Er nickt. »Es ist in der hinteren Ecke des Innenhofs.«

»Beste Lage«, bemerke ich, während ich seinen Namen und seine Wohnungsnummer notiere. Er grinst.

»Ich stand zwei Jahre lang auf der Warteliste für diese Wohnung. Mrs. Bertram war wirklich sehr langlebig. Möge sie in Frieden ruhen.« Er bekreuzigt sich.

»Möge sie in Frieden ruhen«, wiederhole ich, obwohl ich sie nicht kannte. »Wie lange muss Sylvie schon für mich einspringen, Mr. Rutherford?«

»Tom, bitte«, sagt er. Ich nicke. »Hat sie Ihnen gesagt, dass sie einspringt? Sie hat schon immer versucht, Ihrem Vater zu helfen, ob er wollte oder nicht. Unter uns gesagt, ihre ›Hilfe‹ verursacht für gewöhnlich unter dem Strich meist mehr Arbeit, aber sie meint es gut.«

»Sie hat also meinem Vater geholfen?«

»Ja. Wenn Sie etwas über jemanden wissen wollen, fragen Sie Sylvie. Sie ist über alles auf dem Laufenden.«

»Nur ist sie im Moment sicher nicht mein größter Fan«, gebe ich zu. Er lächelt sanft.

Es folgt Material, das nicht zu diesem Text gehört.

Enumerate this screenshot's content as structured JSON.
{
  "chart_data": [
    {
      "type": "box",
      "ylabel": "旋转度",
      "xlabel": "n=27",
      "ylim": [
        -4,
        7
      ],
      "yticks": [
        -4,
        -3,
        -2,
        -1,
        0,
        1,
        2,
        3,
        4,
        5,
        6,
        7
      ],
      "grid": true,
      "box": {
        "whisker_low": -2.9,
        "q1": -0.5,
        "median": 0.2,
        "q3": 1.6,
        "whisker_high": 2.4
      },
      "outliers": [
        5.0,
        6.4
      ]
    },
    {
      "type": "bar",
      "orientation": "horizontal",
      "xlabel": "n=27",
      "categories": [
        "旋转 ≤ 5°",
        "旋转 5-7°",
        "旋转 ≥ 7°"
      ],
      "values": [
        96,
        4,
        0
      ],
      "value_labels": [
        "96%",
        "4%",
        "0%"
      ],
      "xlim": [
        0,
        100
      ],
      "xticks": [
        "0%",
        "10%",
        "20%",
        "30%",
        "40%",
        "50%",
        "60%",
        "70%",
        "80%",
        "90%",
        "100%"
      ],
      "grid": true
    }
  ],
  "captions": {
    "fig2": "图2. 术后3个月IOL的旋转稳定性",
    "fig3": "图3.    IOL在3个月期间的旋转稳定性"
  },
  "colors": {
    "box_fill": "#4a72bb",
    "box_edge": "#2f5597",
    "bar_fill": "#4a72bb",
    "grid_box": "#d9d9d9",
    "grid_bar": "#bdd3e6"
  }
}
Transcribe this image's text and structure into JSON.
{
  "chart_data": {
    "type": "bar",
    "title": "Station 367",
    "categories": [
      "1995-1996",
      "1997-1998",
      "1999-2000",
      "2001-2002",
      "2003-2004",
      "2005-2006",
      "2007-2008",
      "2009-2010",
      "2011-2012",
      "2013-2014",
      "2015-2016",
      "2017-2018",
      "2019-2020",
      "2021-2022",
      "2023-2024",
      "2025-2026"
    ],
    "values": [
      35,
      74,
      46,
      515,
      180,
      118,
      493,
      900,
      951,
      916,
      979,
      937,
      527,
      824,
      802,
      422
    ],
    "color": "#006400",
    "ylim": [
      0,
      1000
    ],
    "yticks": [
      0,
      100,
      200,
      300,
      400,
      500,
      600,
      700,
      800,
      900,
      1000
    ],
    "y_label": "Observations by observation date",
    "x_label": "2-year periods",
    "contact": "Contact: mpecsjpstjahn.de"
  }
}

»Sie bellt nur, aber sie beißt nicht. Sie hat keine Familie, und Ihr Vater war alles, was sie hatte. Sie hat ihn sehr beschützt.«

»Er war mein Vater«, antworte ich gedehnt. »Es gibt keinen Grund, ihn vor mir zu beschützen.«

»Sie ist eben etwas Besonderes.« Tom zuckt mit den Schultern. »Sie werden schon sehen.«

»Jedenfalls vielen Dank«, sage ich. »Ich weiß diese Vorwarnung zu schätzen. Und ich schicke so schnell wie möglich einen Klempner zu Ihnen.«

»Danke, Meg.« Er zwinkert mir zu, freundlich, nicht anzüglich. »Schön, Sie endlich kennenzulernen.«

»Gleichfalls.«

Er verschwindet und hinterlässt eine Wolke Old Spice. Ich finde den Duft tatsächlich beruhigend, erinnert er mich doch auch an meinen Vater.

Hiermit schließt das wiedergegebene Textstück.